Tighter supplies of maritime fuels are helping improve the economics of emerging alternatives, some of which were already being looked at for their environmental benefits alone, the note says.

Rystad said the crisis is changing the investment case for biodiesel, which simultaneously faces intensifying feedstock competition from the aviation industry. Similarly, bio-liquefied natural gas currently looks attractive, but has a narrow range of applications and has underdeveloped logistics infrastructure.

The case for biomethanol use has strengthened, but supply constraints put a ceiling on its prospects for now, while E-methanol, a straight swap for biomethanol, has much higher production costs and lacks regulatory support.

Ethanol, which Rystad describes as a credible energy security fuel, is restricted to a small number of vessels that can use it, while ammonia requires both policymaker backing and infrastructure investment, it said.
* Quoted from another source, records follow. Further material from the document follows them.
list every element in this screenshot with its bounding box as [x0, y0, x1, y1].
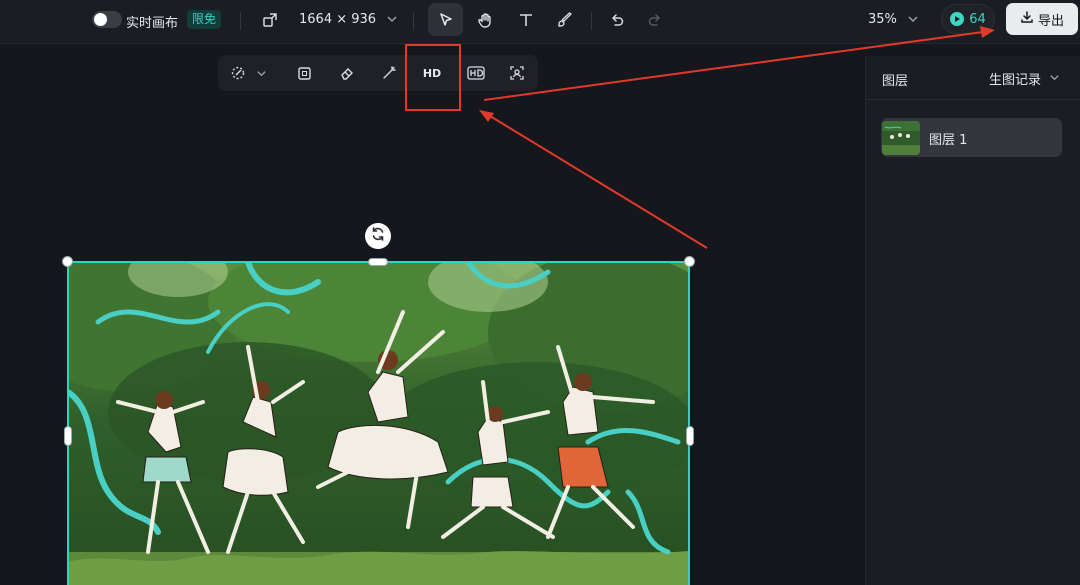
- toggle-knob: [94, 13, 107, 26]
- layer-name: 图层 1: [929, 133, 968, 148]
- annotation-highlight-box: [405, 44, 461, 111]
- free-badge: 限免: [187, 10, 222, 29]
- divider: [240, 12, 241, 30]
- rotate-handle[interactable]: [365, 223, 391, 249]
- undo-icon[interactable]: [607, 10, 627, 30]
- hand-icon[interactable]: [475, 10, 495, 30]
- resize-handle-right[interactable]: [686, 426, 694, 446]
- eraser-icon[interactable]: [338, 64, 356, 82]
- resize-handle-top-left[interactable]: [62, 256, 73, 267]
- realtime-canvas-toggle[interactable]: [92, 11, 122, 28]
- credits-icon: [950, 12, 965, 26]
- text-icon[interactable]: [516, 10, 536, 30]
- chevron-down-icon[interactable]: [905, 11, 921, 27]
- cutout-icon[interactable]: [508, 64, 526, 82]
- rotate-icon: [370, 226, 386, 246]
- divider: [413, 12, 414, 30]
- chevron-down-icon[interactable]: [384, 11, 400, 27]
- divider: [591, 12, 592, 30]
- resize-handle-top-right[interactable]: [684, 256, 695, 267]
- magic-wand-icon[interactable]: [380, 64, 398, 82]
- credits-button[interactable]: 64: [941, 4, 995, 34]
- download-icon: [1020, 10, 1034, 28]
- top-toolbar: 实时画布 限免 1664 × 936 35% 64 导出: [0, 0, 1080, 44]
- hd-plus-icon[interactable]: [466, 64, 486, 82]
- export-label: 导出: [1037, 13, 1064, 29]
- panel-divider: [865, 99, 1080, 100]
- panel-title: 图层: [882, 74, 909, 89]
- history-tab[interactable]: 生图记录: [989, 69, 1041, 88]
- resize-handle-left[interactable]: [64, 426, 72, 446]
- credits-count: 64: [969, 11, 986, 27]
- crop-icon[interactable]: [295, 64, 313, 82]
- brush-icon[interactable]: [555, 10, 575, 30]
- cursor-icon[interactable]: [436, 10, 456, 30]
- resize-icon[interactable]: [260, 10, 280, 30]
- layer-thumbnail: [882, 121, 920, 155]
- export-button[interactable]: 导出: [1006, 3, 1078, 35]
- realtime-canvas-label: 实时画布: [126, 16, 179, 31]
- chevron-down-icon[interactable]: [1047, 70, 1061, 84]
- image-edit-toolbar: HD: [218, 55, 538, 91]
- magic-select-icon[interactable]: [228, 64, 248, 82]
- chevron-down-icon[interactable]: [254, 66, 268, 80]
- resize-handle-top[interactable]: [368, 258, 388, 266]
- selection-border: [67, 261, 690, 585]
- canvas-size-selector[interactable]: 1664 × 936: [299, 12, 376, 27]
- redo-icon[interactable]: [645, 10, 665, 30]
- zoom-level[interactable]: 35%: [868, 12, 897, 27]
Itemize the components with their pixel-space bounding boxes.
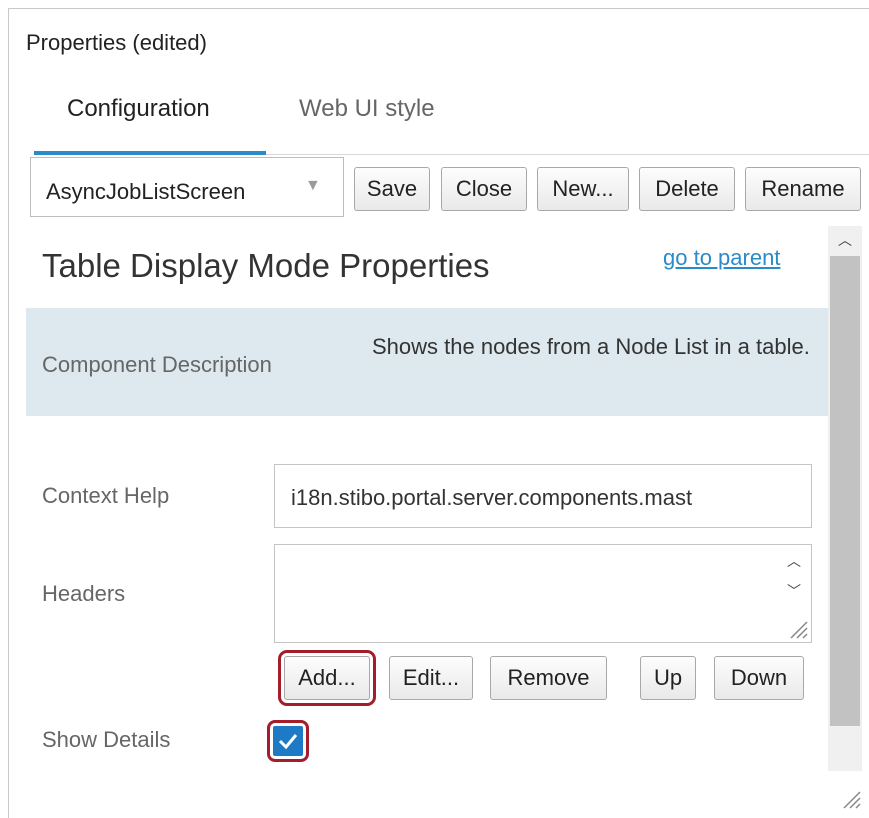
show-details-label: Show Details: [42, 727, 171, 752]
component-description-row: Component Description Shows the nodes fr…: [26, 308, 828, 416]
headers-label: Headers: [42, 581, 126, 606]
resize-grip-icon[interactable]: [836, 784, 862, 810]
context-help-label: Context Help: [42, 483, 170, 508]
rename-button[interactable]: Rename: [745, 167, 861, 211]
save-button[interactable]: Save: [354, 167, 430, 211]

Rystad said that this plethora of alternative fuels could gain more regulatory attention as their prior consideration, related to environmental benefits, is likely to grow more urgent with their potential to mitigate new energy security problems.

The main environmental compliance framework for maritime fuels, consists of the standards set by the International Maritime Organization's Net-Zero Framework and the EU's FuelEU Maritime regulation and its emissions trading scheme.

"The Hormuz crisis forces this to the front, opening an arguably more durable investment rationale for alternative fuels that does not depend on the survival of any regulatory regime," Rystad said.

There has been some market impact on maritime fuels since the early days of the conflict, with Singapore prices for very low sulfur fuel oil (VLSFO) and low-sulfur marine gas oil surging, more due to perceived risk of shortages than any occurrence of that.

Rystad Energy expects prices to peak between April and May. Market normalization is not expected until the middle of next year, it said.

While the economics for alternative fuels is improving, environmental lobbyists have been facing push-back on the ecological front. The Marine Environmental Protection Committee meeting, scheduled for October, faces growing opposition from the US, some major oil producers and Japan, all seeking to water down net-zero goals.

Rystad said the absence of regulation or presence of ambiguous regulation would be a worst-case scenario, with no strong regulatory signals on investment certainty for the production of these fuels.

It could also waste an opportunity that the crisis has provided, bolstering a political mandate for the adoption of cleaner fuels over and above the environmental benefits, Rystad notes.

"Those who move early to secure diversified and resilient fuel supply chains will be better positioned to absorb future shocks and to capture the commercial advantage that fuel flexibility increasingly represents," Rystad said.